The Singapore Poetry Contest

The contest is now closed. Please check back next April, during National Poetry Writing Month, for next year’s contest. 


Since its beginning in October 2013, Singapore Poetry has the goal of introducing the arts of Singapore to a general American audience. Operating out of New York City, it aims to cultivate dialogue and understanding between the two countries. To celebrate Singapore’s 50th year of political independence this year, Singapore Poetry will seek American perspectives on the island-state by holding a contest for the best poem in English about Singapore. The contest is open to anyone living in the USA who is not a Singaporean.
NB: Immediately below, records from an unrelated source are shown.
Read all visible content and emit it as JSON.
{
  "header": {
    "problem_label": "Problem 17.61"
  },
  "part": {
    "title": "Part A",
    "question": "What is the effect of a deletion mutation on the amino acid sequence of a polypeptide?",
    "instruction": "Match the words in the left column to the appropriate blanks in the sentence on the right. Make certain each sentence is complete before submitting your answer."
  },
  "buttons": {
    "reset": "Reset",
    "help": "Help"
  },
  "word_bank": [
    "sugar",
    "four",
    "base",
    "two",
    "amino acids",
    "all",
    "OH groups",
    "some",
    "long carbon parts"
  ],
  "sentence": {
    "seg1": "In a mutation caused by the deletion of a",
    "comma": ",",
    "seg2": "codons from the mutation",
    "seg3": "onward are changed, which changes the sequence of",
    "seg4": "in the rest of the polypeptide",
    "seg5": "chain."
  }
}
The poem may be about any aspect of Singapore — for instance, an OkCupid profile, an old black-and-white movie, Singapore noodles, a recurring nightmare, the orchid Vanda Miss Joaquim, a family heirloom — but it must have the word “Singapore” in it. It does not have to be celebratory in tone, but it must possess the qualities of a good poem, nicely defined by Dylan Thomas as “a contribution to reality.” For a good example, read Vijay Seshadri’s “Light Verse” from his Pulitzer Prize-winning collection 3 Sections.

Awards of USD100, 50 and 20 will go to the top three winners. The winning poems will be published on Singapore Poetry; non-winning poems will be considered for publication as well. The judge is the curator of Singapore Poetry, Jee Leong Koh. Friends and associates are welcomed to submit. Judging will be based solely on poetic merit. Singapore Poetry reserves the right not to make any or all awards, should the quality of entries not merits them.

Contest entry is free. Please submit a maximum of three poems. Only unpublished poems will be considered. Posting on weblog, Facebook and other social media does not constitute publication. Simultaneous submissions are acceptable, provided you inform Singapore Poetry if your poem is accepted elsewhere. Please email your submission to The poem(s) must be pasted into the body of the email, together with a short cover letter giving your name, mailing address, and brief biographical note.

The deadline for submissions is June 1, 2015. Results will be announced in August and the winning poems published in the run-up to Singapore’s National Day on August 9. Prompts will be provided regularly in the Comments section of this post, so check back often. Please feel free to post prompts of your own too. Your first prompt is the photograph below by Zoe Fan, of a woman riding on Singapore’s Mass Rapid Transit train.


Photograph by by Zoe Fan

About Jee Leong Koh

My book of poems Steep Tea (Carcanet) was named a Best Book of 2015 by UK's Financial Times, and a Finalist by Lambda Literary. I also wrote three other books of poems and a book of zuihitsu. My work has been shortlisted for the Singapore Literature Prize, and translated into Japanese, Chinese, Vietnamese, Russian and Latvian. Originally from Singapore, I live in New York City, where I edit the arts blog Singapore Poetry, and run the Second Saturdays Reading Series and the Singapore Literature Festival in NYC.


  1. This week’s prompt is taken from Facebook newsfeed. Enjoy!


  2. This week’s prompt comes in the form of a petition.

    “In Singapore, every major race is given two days of religious or cultural holiday. The Chinese have Chinese New Year (CNY), which lasts for two days. Malays, who are predominantly Muslim, are given holidays for Hari Raya Haji and Hari Raya Puasa. Indians are given Deepavali and Vesak Day. Hence, Thaipusam could not be made a holiday for Indian Hindus.

    However, who observes Vesak Day? It is a Buddhist holiday. Buddhism originated in India, but by and large, the world’s biggest population of Buddhists, are East Asian. In Singapore, this means it is the Singaporean Chinese who are mostly Buddhist. Why is it gazetted as an Indian holiday when there are so few Indians celebrating it?

    Thaipusam should be made a holiday in Singapore from 2016 in the interest of fairness to all races in Singapore.”


  3. Speakeasy #18: Valentine’s Edition. They cannot have enough poetry and song. Photo by Alvin Pang.


  4. What a fantastic contest opportunity for budding poets while you raise awareness about the beauty of Singapore.

    Liked by 1 person

  5. Would you accept an entry from a Canadian poet?


  6. Hi noshling, poems from Canadian poets are accepted.

    Liked by 1 person

  7. looking forward to the contest results.


  8. Thanks, Ram. You will enjoy the winning poems, I think.